The Dartmouth Geisel School of Medicine has ended its months-long dragnet investigation into supposed student cheating, dropping all charges against students and clearing all transcripts of any violations. This affirms what EFF, The Foundation for Individual Rights in Education (FIRE), students, and many others have been saying all along: when educators actively seek out technical evidence of students cheating, whether those are through logs, proctoring apps, or other automated or computer-generated techniques, they must also seek out technical expertise, follow due process, and offer concrete routes of appeal.
The investigation at Dartmouth began when the administration conducted a flawed review of an entire year’s worth of student log data from Canvas, the online learning platform that contains class lectures and other substantive information. After a technical review, EFF determined that the logs easily could have been generated by the automated syncing of course material to devices logged into Canvas but not being used during an exam. It’s simply impossible to know from the logs alone if a student intentionally accessed any of the files, or if the pings exist due to automatic refresh processes that are commonplace in most websites and online services. In this case, many of the logs related to Canvas content that wasn’t even relevant to the tests being taken, raising serious questions about Dartmouth’s allegations.
It’s unclear how many other schools have combed through Canvas logs for evidence of cheating, but the Dartmouth debacle provides clear evidence that its logging system is not meant to be used—and should not be used—as evidence in such investigations.
Along with FIRE, EFF sent a letter to Dartmouth in March laying out our concerns, including the fact that Canvas' own documentation explicitly states that the data in these logs is not intended to be used "in isolation for auditing or other high-stakes analysis involving examining single users or small samples." According to the latest email sent to the student body from the Dean of the School of Medicine, the allegations have been dropped “upon further review and based on new information received from our learning management system provider.” While Instructure, the company behind Canvas, has not responded to numerous requests we’ve sent asking them to comment on Dartmouth’s use of these logs, we are heartened to hear that it is taking misuses of its system seriously. We urge the company to take a more public stand against these sorts of investigations. It’s unclear how many other schools have combed through Canvas logs for evidence of cheating, but the Dartmouth debacle provides clear evidence that its logging system is not meant to be used—and should not be used—as evidence in such investigations.

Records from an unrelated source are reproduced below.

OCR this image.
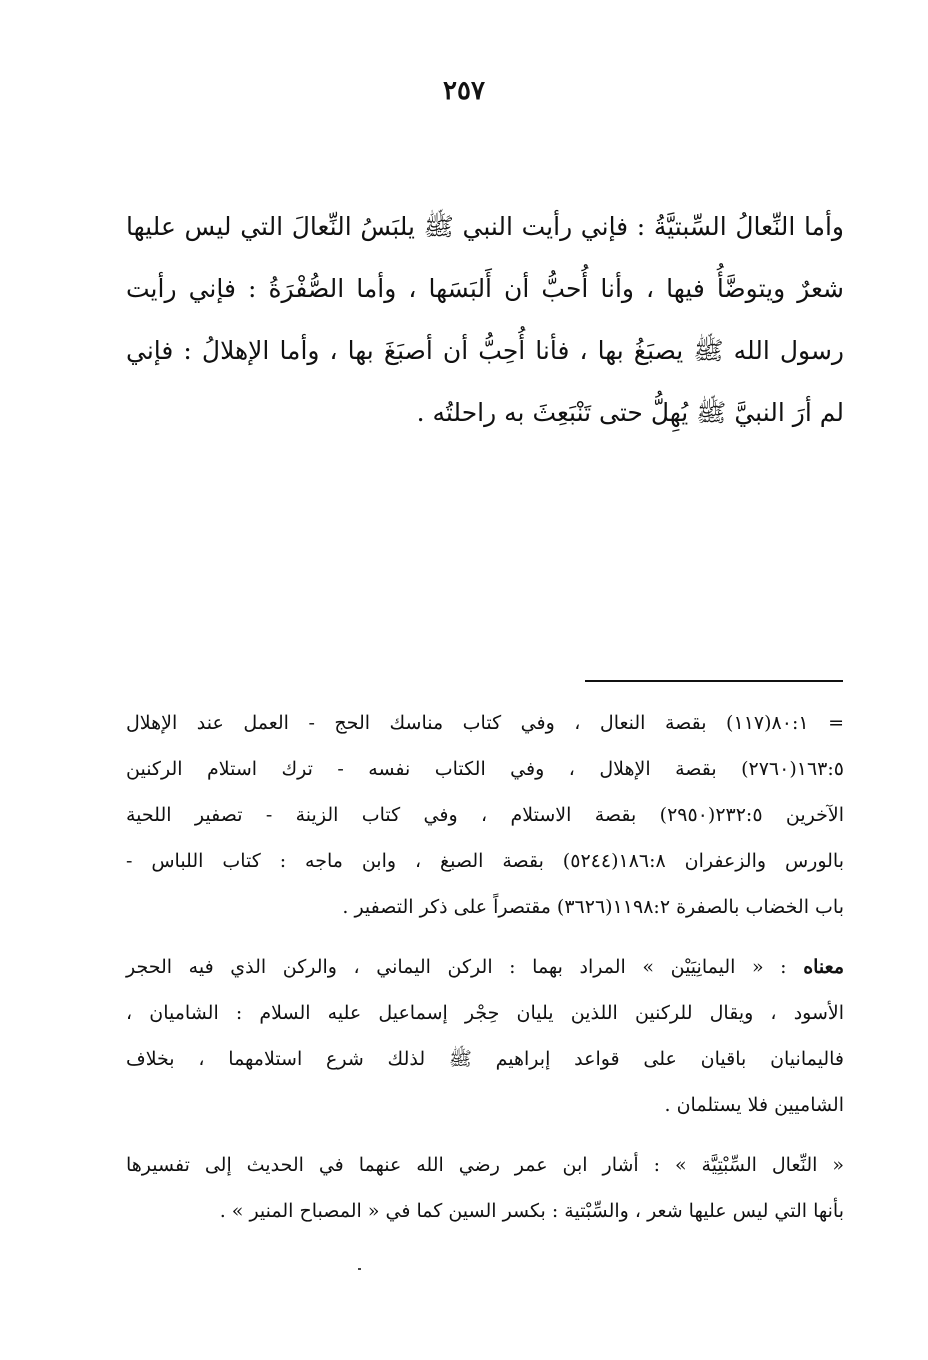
٢٥٧
وأما النِّعالُ السِّبتيَّةُ : فإني رأيت النبي ﷺ يلبَسُ النِّعالَ التي ليس عليها
شعرٌ ويتوضَّأُ فيها ، وأنا أُحبُّ أن أَلبَسَها ، وأما الصُّفْرَةُ : فإني رأيت
رسول الله ﷺ يصبَغُ بها ، فأنا أُحِبُّ أن أصبَغَ بها ، وأما الإهلالُ : فإني
لم أرَ النبيَّ ﷺ يُهِلُّ حتى تَنْبَعِثَ به راحلتُه .
= ٨٠:١(١١٧) بقصة النعال ، وفي كتاب مناسك الحج - العمل عند الإهلال
١٦٣:٥(٢٧٦٠) بقصة الإهلال ، وفي الكتاب نفسه - ترك استلام الركنين
الآخرين ٢٣٢:٥(٢٩٥٠) بقصة الاستلام ، وفي كتاب الزينة - تصفير اللحية
بالورس والزعفران ١٨٦:٨(٥٢٤٤) بقصة الصبغ ، وابن ماجه : كتاب اللباس -
باب الخضاب بالصفرة ١١٩٨:٢(٣٦٢٦) مقتصراً على ذكر التصفير .
معناه : « اليمانِيَيْن » المراد بهما : الركن اليماني ، والركن الذي فيه الحجر
الأسود ، ويقال للركنين اللذين يليان حِجْر إسماعيل عليه السلام : الشاميان ،
فاليمانيان باقيان على قواعد إبراهيم ﷺ لذلك شرع استلامهما ، بخلاف
الشاميين فلا يستلمان .
« النِّعال السِّبْتِيَّة » : أشار ابن عمر رضي الله عنهما في الحديث إلى تفسيرها
بأنها التي ليس عليها شعر ، والسِّبْتية : بكسر السين كما في « المصباح المنير » .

Fighting Disciplinary Technologies
Schools are not the only places where technology is being (mis)used to surveil, punish, or falsely accuse those without recourse. “Disciplinary technologies” are showing up more and more in the areas of our lives where power imbalances are common—in workplaces, in relationships, and in homes. Dartmouth is an example of the way these technologies can exacerbate already existing power dynamics, giving those in power an excuse not to take due process seriously. Students were not only falsely accused, but they were given little to no recourse to defend themselves from what the school saw as incontrovertible evidence against them. It was only after multiple experts demanded the school take a closer look at the evidence that they began to backtrack. What’s worse, only those students who had technical experts available to them had their charges quickly dropped, while those who lacked resources or connections were left with their futures in the balance, raising questions of inequity and preferential treatment.
While we’re pleased that these allegations have been dropped for all students—and pleased that, according to the dean, the school will be reviewing a proposal for open-book exams, which would eliminate the harms caused by online proctoring software—the distress this caused cannot be overstated. Several students expected their careers would be destroyed for cheating when they had not done so; others were told to admit guilt simply because it would be easier on them. Many students complained, some anonymously for fear of reprisal, of the toll these allegations were taking on their mental health. In the midst of the investigation, the school released a dangerous update to its social media policy that silenced students who were speaking out, which appears to still be an active policy. All of this could have been avoided.
We’re working at EFF to craft solutions to the problems created by disciplinary technologies and other tools that put machines in power over ordinary people, and to protect the free speech of those speaking out against their use. It will take technologists, consumers, activists, and changes in the law to course correct—but we believe the fight can be won, and today’s decision at Dartmouth gets us one step closer.